To correctly measure only the torque applied to the driveshaft by the device under test, the company decided to invest into an accurate torque sensor solution, that doesn’t need frequent recalibration.
Using a torque sensor instead of a load cell, would also eliminate the motor weight and bearing friction factors from the torque measurement allowing for a more accurate reading.
After looking at project specifications, Datum Electronics team determined that a custom RS425 torque sensor would be a perfect solution for the project at hand.
Benefitting from a compact design and completely separate rotor and stator, an RS425 torque sensor can fit in limited spaces, where most of the torque measurement systems can’t. It also offers zero bearing friction, making it a perfect choice for high speed and high torque applications.
Another benefit of an RS425 torque sensor is that we could take a free issued shaft from Equipmake’s driveline and directly fit our torque sensor solution on it.
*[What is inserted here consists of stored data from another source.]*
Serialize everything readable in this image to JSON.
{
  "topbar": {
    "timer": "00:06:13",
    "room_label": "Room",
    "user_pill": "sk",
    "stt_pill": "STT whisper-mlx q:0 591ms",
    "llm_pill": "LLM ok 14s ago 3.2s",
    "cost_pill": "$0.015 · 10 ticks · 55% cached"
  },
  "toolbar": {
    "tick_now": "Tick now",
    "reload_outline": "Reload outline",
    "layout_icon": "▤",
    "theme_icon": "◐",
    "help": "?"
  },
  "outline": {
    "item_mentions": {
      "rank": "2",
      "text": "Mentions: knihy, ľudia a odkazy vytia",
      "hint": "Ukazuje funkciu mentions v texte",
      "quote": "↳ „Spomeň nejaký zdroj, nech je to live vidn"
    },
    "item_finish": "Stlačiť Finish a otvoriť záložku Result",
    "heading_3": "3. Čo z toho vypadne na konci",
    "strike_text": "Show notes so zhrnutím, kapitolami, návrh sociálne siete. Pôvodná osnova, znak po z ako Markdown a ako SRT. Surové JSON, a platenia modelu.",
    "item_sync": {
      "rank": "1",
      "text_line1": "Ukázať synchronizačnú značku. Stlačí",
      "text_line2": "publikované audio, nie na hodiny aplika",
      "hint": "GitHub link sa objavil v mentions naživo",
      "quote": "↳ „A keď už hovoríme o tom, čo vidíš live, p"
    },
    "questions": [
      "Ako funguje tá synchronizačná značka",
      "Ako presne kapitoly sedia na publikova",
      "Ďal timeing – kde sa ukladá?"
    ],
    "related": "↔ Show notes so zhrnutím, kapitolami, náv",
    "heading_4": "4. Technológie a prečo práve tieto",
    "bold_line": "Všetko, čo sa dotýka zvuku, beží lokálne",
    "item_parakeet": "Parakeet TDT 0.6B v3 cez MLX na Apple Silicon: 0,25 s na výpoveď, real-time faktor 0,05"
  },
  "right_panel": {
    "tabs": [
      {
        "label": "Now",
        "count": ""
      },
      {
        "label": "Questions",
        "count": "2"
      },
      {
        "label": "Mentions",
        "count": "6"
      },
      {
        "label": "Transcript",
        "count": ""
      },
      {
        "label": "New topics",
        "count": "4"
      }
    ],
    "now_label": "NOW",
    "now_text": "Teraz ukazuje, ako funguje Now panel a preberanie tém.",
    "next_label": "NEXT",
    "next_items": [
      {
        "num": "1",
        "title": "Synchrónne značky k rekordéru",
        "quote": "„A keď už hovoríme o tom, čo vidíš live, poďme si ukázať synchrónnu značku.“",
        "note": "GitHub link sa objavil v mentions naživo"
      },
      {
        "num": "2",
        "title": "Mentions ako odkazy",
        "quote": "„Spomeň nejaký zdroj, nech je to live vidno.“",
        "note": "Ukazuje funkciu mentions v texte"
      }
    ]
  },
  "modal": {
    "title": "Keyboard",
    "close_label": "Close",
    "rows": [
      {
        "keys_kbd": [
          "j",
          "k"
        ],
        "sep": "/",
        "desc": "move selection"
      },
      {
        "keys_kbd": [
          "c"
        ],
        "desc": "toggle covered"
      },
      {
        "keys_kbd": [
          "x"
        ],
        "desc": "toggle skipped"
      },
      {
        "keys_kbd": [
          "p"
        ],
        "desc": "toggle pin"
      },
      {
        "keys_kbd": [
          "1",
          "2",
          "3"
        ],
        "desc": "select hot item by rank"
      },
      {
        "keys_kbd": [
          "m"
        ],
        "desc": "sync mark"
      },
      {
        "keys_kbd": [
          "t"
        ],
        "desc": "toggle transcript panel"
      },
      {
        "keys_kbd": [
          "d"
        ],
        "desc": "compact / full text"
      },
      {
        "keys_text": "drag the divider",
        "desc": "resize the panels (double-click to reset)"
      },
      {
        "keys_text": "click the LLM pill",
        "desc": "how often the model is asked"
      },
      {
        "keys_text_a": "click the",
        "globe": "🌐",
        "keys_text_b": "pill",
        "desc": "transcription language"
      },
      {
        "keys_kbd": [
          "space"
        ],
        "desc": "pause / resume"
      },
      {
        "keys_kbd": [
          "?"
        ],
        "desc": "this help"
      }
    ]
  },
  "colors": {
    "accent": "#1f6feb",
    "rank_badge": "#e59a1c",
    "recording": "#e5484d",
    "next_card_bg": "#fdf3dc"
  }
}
This saved Equipmake from cutting the driveline and fitting a sensor inline, not to mention saving on cost, downtime, weight/space and eliminating further error due to additional parts. It also made for a smooth re-install on site.
Having Datum Universal Interface display allowed Equipmake to have a local read out with live torque and power data. Also, with the wide range of both digital and analogue outputs, the integration process was extremely simple.
Improving the efficiency of electric motors and the equipment they drive can save energy, reduce operating costs, and improve productivity. For these reasons, Equipmake made their mission to bring high-performance but yet cost-effective advanced electric motors to the market and their customers.
By using a rotary torque sensor, Equipmake team was able to significantly reduce zeroing/calibration errors during the testing phase and increase their confidence in torque measurement data at higher speeds.
Even though they were using the same torque sensor for different driveshafts, they didn’t need to worry about the accuracy of the torque readings after switching over, focusing their time on other parts of the project.